Coupling cyber and physical systems gives rise to numerous engineering challenges and opportunities. An important challenge is the contagion of failure from one system to another, which can lead to large-scale cascading failures. However, the self-healing ability emerges as a valuable opportunity where the overlaying cyber network can cure failures in the underlying physical network. To capture both self-healing and contagion, this paper considers a graphical model representation of an interdependent cyber-physical system, in which nodes represent various cyber or physical functionalities, and edges capture the interactions between the nodes. A message-passing algorithm is proposed for this representation to study the dynamics of failure propagation and healing. By conducting a density evolution analysis for this algorithm, network reaction to initial disruptions is investigated. It is proved that as the number of message-passing iterations increases, the network reaches a steady-state condition that would be either a complete healing or a complete collapse.

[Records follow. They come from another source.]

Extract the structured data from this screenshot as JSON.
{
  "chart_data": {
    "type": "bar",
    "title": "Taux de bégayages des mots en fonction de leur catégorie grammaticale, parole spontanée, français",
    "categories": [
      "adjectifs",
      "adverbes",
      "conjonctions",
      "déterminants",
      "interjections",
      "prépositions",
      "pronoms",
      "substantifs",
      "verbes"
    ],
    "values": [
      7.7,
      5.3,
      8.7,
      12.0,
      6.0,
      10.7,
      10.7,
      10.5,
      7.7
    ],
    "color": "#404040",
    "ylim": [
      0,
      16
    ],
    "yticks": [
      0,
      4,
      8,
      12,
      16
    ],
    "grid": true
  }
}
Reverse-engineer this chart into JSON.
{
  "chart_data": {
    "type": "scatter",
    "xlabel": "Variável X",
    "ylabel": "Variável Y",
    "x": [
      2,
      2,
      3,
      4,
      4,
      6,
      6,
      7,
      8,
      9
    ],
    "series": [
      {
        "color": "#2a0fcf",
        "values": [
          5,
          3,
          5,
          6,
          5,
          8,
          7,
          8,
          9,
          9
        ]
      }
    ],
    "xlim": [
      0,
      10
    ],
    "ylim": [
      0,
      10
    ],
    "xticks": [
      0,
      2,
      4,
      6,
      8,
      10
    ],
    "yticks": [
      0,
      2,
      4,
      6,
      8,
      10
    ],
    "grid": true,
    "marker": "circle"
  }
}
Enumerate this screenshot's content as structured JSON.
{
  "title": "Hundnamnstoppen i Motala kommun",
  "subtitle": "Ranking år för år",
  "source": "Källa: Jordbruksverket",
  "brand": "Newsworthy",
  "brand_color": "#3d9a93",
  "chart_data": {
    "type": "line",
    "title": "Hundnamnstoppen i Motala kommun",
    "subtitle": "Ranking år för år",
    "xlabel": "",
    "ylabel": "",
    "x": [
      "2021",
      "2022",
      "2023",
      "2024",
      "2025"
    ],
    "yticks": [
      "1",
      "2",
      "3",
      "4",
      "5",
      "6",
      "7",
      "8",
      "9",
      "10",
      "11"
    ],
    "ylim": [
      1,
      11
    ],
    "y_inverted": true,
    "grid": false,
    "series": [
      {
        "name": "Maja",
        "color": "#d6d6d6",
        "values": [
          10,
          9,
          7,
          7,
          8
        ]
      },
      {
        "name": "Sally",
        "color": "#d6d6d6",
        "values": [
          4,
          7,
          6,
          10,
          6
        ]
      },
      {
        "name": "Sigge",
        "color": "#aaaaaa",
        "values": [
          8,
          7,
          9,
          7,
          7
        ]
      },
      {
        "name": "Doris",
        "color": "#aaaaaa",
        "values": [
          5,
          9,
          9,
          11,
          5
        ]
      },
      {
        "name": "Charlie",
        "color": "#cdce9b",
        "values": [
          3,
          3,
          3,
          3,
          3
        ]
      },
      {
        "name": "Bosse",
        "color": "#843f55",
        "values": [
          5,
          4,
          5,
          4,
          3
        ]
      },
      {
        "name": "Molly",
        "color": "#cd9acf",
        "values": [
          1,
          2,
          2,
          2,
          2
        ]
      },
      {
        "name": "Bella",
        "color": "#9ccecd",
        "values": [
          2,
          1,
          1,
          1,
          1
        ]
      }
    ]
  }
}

Then, a sufficient condition is derived to select the network parameters to guarantee the complete healing of the system. The result of the density evolution analysis is further employed to jointly optimize the design of cyber and physical networks for maximum resiliency. This analytical framework is then extended to the cases where propagation of failures in the physical network is faster than the healing responses of the cyber network. Such scenarios are of interest in many real-life applications such as smart grid. Finally, extensive numerical results are presented to verify the analysis and investigate the impact of the network parameters on the resiliency of the network.